Cet aspect de la démarche soulève de nombreuses réflexions d'ordre épistémologique. Ces dernières ne seront pas explorées en détail mais simplement dévoilées afin de donner un bref aperçu du contexte et de notre vision des faits :

- La distance de l'anthropologue : entre objectivité et affection

Le chercheur doit faire preuve d'un esprit de synthèse, d'un recul évident ; il doit se montrer compréhensif, rester à l'écoute tout en étant contraint de maintenir une certaine « distance rapprochée ». Il est donc mis au défit par un « rapport complexe, fait d'attirance et de méfiance »61 lors duquel il est amené à lire par dessus l'épaule des indigènes62, pour s'immiscer au plus proche de son sujet d'étude sans pour autant se sentir trop rapproché et prendre position.

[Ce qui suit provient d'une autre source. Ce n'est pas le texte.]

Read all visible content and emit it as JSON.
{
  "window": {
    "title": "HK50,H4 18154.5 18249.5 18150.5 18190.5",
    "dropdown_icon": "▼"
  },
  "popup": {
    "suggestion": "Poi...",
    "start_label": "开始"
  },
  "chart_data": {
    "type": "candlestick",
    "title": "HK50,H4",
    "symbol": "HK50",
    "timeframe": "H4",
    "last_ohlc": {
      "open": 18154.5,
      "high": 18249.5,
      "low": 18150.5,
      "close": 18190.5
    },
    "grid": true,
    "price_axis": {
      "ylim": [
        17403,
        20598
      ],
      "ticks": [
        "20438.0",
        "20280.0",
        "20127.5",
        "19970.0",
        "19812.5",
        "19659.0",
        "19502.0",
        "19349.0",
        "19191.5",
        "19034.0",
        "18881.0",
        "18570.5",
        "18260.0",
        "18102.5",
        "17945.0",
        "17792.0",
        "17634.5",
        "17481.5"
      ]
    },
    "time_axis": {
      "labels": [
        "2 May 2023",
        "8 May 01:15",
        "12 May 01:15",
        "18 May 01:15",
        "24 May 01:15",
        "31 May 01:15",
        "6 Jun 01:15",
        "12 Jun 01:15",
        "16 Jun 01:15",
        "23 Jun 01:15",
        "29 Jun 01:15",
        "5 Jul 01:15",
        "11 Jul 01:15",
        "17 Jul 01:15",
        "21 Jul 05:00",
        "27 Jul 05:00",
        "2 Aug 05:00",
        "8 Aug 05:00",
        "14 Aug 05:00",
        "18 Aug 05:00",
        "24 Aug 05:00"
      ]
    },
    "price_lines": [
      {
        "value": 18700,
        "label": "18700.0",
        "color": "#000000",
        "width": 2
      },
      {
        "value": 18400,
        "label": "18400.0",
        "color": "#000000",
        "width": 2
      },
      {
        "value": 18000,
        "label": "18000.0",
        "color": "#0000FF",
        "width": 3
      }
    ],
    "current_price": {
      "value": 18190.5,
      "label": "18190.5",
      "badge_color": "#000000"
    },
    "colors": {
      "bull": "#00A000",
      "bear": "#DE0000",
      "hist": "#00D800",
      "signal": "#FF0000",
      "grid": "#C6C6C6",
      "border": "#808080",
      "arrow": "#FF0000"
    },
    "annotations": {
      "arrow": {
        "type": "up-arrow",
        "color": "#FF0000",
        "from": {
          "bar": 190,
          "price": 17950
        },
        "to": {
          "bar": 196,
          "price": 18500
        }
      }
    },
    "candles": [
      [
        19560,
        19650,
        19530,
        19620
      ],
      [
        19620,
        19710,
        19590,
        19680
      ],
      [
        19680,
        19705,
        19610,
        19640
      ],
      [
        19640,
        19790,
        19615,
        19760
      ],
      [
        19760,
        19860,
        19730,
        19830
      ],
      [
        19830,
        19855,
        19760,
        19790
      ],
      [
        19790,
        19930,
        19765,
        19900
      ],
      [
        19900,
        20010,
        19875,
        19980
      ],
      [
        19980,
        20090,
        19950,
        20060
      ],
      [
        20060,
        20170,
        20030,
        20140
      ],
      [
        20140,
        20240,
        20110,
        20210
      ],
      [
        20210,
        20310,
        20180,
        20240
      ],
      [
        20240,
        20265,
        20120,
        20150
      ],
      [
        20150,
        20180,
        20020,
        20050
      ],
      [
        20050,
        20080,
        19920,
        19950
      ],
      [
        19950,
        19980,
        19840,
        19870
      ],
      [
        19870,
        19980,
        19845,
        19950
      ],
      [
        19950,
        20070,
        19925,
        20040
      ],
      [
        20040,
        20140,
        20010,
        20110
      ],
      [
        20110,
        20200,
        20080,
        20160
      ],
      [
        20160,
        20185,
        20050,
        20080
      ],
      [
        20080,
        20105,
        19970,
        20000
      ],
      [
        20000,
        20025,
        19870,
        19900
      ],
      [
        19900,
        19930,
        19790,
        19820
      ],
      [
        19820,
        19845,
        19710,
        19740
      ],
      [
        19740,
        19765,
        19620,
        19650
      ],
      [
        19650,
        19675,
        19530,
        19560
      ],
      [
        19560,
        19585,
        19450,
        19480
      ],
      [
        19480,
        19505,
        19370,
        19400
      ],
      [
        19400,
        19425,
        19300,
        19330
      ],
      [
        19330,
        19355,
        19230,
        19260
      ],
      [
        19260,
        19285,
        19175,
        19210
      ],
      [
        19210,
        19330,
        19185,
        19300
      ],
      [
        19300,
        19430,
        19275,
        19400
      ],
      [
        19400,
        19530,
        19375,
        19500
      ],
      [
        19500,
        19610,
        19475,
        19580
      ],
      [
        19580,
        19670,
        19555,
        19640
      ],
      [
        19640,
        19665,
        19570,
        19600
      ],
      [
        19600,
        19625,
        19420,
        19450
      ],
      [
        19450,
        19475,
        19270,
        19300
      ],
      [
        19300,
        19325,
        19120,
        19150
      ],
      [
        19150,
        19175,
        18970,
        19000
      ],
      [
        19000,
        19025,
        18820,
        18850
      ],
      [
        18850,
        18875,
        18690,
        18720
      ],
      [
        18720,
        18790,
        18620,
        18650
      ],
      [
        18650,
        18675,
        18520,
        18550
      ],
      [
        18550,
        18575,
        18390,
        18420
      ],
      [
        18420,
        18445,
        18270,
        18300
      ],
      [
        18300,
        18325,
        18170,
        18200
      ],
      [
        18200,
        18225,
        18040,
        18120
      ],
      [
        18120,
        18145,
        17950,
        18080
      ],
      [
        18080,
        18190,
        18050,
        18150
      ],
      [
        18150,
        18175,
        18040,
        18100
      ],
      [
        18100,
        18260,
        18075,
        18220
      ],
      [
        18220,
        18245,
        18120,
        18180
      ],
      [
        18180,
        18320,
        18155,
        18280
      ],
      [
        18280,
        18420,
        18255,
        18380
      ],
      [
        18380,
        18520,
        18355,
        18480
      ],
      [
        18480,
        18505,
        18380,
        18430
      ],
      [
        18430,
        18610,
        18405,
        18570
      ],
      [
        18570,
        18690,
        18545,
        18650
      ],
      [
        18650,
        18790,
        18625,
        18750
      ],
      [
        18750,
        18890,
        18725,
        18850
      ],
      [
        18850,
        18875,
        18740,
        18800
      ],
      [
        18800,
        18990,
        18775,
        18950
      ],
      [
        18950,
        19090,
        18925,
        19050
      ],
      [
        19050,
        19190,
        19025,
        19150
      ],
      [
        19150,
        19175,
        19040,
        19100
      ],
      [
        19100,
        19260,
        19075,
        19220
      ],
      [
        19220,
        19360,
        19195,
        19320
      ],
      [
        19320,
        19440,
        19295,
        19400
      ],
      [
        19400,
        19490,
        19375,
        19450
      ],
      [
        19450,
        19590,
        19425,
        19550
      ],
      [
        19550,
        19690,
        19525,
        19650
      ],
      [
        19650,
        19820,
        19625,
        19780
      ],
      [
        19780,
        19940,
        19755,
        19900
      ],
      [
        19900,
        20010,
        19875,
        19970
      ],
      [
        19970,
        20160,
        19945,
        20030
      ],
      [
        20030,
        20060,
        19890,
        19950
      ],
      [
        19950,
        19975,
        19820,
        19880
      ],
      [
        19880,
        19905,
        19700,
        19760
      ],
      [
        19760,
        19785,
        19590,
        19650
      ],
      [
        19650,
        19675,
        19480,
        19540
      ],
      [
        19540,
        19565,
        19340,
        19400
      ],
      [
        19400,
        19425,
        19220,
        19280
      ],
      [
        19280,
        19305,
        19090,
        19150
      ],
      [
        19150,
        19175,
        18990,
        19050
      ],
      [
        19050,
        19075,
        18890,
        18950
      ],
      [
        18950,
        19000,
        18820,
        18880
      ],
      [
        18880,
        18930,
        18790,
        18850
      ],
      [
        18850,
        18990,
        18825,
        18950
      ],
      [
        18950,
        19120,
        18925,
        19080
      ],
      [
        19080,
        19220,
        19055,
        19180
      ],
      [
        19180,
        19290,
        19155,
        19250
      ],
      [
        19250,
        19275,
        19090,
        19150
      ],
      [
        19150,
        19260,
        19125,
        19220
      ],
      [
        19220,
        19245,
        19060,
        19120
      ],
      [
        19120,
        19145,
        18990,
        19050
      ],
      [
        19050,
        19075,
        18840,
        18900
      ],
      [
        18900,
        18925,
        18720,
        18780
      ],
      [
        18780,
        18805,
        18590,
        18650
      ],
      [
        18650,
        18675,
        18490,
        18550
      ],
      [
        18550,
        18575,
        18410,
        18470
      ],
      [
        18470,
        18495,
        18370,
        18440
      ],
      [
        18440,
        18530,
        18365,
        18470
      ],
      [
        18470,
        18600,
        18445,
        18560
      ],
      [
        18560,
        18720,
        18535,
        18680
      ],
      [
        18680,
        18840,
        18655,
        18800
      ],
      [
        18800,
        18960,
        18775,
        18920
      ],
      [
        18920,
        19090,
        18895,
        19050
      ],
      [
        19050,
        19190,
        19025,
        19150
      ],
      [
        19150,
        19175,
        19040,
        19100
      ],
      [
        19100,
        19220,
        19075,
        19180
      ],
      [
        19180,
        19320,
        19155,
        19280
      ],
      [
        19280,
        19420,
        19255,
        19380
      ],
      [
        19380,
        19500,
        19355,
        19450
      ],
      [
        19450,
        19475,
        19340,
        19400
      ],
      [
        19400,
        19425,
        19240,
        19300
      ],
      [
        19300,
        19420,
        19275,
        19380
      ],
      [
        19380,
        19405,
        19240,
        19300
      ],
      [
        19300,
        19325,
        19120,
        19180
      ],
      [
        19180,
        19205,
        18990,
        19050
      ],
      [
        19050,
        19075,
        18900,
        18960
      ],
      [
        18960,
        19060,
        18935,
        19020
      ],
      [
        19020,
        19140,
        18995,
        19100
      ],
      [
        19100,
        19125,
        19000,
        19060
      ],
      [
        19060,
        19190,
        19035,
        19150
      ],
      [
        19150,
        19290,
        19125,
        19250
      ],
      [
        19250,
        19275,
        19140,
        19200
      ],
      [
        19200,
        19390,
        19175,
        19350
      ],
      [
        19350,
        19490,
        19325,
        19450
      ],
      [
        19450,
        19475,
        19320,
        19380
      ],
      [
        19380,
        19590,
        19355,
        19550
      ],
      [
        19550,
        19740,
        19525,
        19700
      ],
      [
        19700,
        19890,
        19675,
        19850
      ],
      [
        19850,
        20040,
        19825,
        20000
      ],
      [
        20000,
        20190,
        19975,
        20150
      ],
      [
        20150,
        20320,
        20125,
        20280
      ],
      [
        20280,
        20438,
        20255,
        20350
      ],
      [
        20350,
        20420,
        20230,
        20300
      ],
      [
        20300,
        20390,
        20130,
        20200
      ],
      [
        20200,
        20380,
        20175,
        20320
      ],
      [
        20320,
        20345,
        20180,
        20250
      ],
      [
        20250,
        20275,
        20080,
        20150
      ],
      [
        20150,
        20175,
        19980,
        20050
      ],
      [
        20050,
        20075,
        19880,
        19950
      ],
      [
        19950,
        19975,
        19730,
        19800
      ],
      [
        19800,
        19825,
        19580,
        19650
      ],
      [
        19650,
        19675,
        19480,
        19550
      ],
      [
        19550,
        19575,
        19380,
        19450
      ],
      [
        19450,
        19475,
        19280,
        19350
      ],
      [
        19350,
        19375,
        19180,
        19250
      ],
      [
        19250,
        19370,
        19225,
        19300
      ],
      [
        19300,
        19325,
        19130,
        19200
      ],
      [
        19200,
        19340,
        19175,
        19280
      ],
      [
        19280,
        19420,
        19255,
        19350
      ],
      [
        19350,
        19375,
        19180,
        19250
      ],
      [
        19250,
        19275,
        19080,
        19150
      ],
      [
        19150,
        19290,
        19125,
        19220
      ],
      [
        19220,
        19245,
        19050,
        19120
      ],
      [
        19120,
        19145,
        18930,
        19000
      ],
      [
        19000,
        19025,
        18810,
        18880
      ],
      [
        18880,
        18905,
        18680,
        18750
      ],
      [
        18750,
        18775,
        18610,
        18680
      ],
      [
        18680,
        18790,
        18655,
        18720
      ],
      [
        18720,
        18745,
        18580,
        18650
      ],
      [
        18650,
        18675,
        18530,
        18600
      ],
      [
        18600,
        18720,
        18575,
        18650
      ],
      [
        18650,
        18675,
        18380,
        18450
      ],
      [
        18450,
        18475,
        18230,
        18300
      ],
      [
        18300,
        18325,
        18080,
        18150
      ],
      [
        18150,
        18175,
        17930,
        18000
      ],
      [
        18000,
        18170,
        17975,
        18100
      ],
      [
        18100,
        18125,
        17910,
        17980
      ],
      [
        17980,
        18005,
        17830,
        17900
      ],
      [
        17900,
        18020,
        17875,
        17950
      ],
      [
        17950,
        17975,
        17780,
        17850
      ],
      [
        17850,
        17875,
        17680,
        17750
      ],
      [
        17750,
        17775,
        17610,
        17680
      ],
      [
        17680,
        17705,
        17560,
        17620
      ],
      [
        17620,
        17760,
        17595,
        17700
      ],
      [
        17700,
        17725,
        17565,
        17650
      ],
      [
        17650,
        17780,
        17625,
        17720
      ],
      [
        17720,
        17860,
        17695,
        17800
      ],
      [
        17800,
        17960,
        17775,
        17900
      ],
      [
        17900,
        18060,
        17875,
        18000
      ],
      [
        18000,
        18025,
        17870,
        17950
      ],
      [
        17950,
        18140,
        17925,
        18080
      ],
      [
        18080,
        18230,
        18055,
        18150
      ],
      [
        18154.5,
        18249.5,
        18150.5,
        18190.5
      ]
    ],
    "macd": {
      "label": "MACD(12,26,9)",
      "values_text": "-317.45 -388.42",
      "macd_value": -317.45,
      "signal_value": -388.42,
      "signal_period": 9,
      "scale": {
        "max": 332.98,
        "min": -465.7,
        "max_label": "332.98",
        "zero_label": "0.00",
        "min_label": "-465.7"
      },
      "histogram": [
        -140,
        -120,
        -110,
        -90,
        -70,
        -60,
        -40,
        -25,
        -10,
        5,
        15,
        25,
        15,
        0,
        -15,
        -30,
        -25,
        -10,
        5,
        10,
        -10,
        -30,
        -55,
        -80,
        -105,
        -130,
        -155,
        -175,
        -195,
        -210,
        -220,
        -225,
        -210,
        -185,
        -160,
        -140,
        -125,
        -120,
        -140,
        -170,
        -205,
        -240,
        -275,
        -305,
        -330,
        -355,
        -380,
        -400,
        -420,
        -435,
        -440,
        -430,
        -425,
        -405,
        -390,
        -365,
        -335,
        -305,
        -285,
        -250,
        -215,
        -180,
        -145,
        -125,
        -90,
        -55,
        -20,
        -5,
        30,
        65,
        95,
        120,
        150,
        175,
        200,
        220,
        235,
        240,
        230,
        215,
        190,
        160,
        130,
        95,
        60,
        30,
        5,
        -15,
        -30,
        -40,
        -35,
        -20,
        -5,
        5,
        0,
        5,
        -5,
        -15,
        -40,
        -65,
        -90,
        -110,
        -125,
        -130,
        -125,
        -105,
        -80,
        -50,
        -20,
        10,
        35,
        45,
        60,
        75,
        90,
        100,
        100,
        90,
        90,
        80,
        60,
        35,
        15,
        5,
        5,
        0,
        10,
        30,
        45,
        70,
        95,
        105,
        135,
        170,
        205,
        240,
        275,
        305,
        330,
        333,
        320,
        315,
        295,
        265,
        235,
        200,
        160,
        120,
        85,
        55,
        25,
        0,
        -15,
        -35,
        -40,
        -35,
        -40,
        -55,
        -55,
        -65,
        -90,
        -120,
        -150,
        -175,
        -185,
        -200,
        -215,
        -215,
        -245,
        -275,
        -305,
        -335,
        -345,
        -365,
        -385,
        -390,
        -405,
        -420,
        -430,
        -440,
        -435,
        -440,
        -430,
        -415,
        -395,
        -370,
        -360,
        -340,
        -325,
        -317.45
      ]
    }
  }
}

60 Olivier de Sardan, 1995a, op. cit., p. 53.

61 Vidal, L., 2009, « L'anthropologie de l'aide humanitaire et du développement. Entre exigences méthodologiques, ambition épistémologique et souci éthique », in Atlani-Duault, L. & Vidal, L., (sous la direction de.) Anthropologie de l'aide humanitaire et du développement. Des pratiques aux savoirs, des savoirs aux pratiques. Armand Colin, Paris, p. 235.

62 Geertz, C., 1983, Bali : Interprétation d'un culture, 1973, trad. fr. 1973, rééd. Gallimard, coll. « Bibliothèque des sciences humaines ».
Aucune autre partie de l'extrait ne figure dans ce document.